Goggles would often fog up or become frosted and some chose not to fly with them due to the lack of peripheral vision. Some development of goggles by the RFC/RAF took place in 1918 but most were adopted from civilian patterns.

Fire was the aircrews biggest fear and to a degree the leather helmets, goggles made of triplex and leather flying coats gave a degree of protection, but the aircrew were still not issued parachutes which would have saved the lives of many. Sadly, many took to carrying pistols, not for self-defence but with which to take their own lives rather than face being burned to death. Some investigation into fire rated flying clothing was experimented with but during the tests the poor victim  suffered burns through the flying suit material and this was abandoned.

I have enjoyed researching this project but what became apparent and that the reader must understand is that evidence I have collated and relied on is from photographs, limited first-hand accounts which talk about equipment and documentation, records available in the National Archives as well as established texts. These sources are at times contradictory to say the least and a definitive text is hard to pin down. Certainly, from photographs which are our best source of information it’s clear that there was a wide variety of kit used either private purchase, adapted, adopted or issued.

It has been hard to give a definitive answer in some circumstance and therefor the kit bag is intended to be illustrative of the type of flying equipment and service uniforms used by the Royal Flying Corps pilot and observer from the inauguration in 1912 through the birth of the Royal Air Force on the 1st April 1918 until wars end. I have not covered the RAF in detail as this merits another volume in its own right but I have added a chapter to cover the transitional uniform and period to the end of the war.

I have listed and given examples of type of uniforms, badges and equipment used by the enlisted man, NCO and officer aircrews of the RFC on day to day duties which are also shown with example period photos. I have kept the uniforms to examples worn on duty or used for aviation, not mess dress and full dress.

So, the guide can only give an indication of the type of flying kit worn. This passage from Into the Blue by Norman Macmillan a pilot with 45 squadron in April 1917 illustrates the variety available. He comments specifically on the arrival of his new commanding officer taking in the scene in the mess on his arrival;

‘He looked around the room at the faces intent upon his, all of them countenances of men used to the chances of flight, to the crack and the woof of Archie, to the crackle of machine guns about their ears. They were dressed in motley garb; regimental tunics, RFC tunics, sweaters; silk scarves, woolly scarves; leather flying coats wound tight about them, buttoned up, or falling loose, sheepskin thigh boots, knee length flying boots, slacks and shoes, or breeches and puttees. (6)

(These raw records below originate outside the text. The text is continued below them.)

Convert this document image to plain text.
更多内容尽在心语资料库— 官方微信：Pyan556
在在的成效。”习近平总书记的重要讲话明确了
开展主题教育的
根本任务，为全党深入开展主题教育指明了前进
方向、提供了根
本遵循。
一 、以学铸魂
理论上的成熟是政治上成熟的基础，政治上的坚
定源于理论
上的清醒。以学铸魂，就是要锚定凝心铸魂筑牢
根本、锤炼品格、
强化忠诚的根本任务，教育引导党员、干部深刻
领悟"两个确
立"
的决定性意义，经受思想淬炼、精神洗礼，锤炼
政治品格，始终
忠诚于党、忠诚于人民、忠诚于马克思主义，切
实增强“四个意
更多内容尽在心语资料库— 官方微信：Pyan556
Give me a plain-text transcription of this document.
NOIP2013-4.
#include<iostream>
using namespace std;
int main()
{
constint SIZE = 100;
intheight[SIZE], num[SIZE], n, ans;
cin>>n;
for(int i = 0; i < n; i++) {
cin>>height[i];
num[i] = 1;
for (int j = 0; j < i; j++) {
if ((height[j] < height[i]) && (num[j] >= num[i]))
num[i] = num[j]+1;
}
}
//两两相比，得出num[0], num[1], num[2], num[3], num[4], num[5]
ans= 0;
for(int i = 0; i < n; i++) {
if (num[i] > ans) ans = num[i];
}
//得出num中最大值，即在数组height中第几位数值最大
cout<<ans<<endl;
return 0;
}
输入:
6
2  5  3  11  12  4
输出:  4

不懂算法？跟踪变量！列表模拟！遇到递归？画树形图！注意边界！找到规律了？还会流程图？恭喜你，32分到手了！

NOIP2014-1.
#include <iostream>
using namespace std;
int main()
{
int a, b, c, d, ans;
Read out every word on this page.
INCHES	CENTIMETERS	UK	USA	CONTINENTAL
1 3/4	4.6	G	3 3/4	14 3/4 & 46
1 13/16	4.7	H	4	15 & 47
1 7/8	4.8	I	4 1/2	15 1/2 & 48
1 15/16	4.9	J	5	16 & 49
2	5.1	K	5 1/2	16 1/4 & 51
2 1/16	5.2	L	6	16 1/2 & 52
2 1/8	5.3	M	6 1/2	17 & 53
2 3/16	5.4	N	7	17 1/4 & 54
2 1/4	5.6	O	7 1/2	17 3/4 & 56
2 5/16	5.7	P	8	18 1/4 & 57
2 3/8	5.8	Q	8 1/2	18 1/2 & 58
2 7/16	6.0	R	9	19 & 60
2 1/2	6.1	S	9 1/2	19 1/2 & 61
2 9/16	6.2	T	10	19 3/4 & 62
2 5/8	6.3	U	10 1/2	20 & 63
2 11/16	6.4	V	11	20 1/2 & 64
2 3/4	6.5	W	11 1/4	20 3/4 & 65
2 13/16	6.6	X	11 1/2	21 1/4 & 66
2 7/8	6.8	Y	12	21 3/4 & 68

This extract says it all about the variety of kit and the problem at hand trying to give a definitive guide, so it is aimed as a useful handy reference and is backed up by period photographs and adverts, with pilot’s first-hand accounts to assist all those who collect, re-enact, model or just have a general interest in the subject matter. Also, I have not specifically covered the role and equipment of the brave RFC balloon observers or crew of airships in this edition but have mentioned some of their kit where appropriate.   The topic is vast and some of the equipment very rare to find or photograph so please take this as an illustrative guide to the topic as it is meant.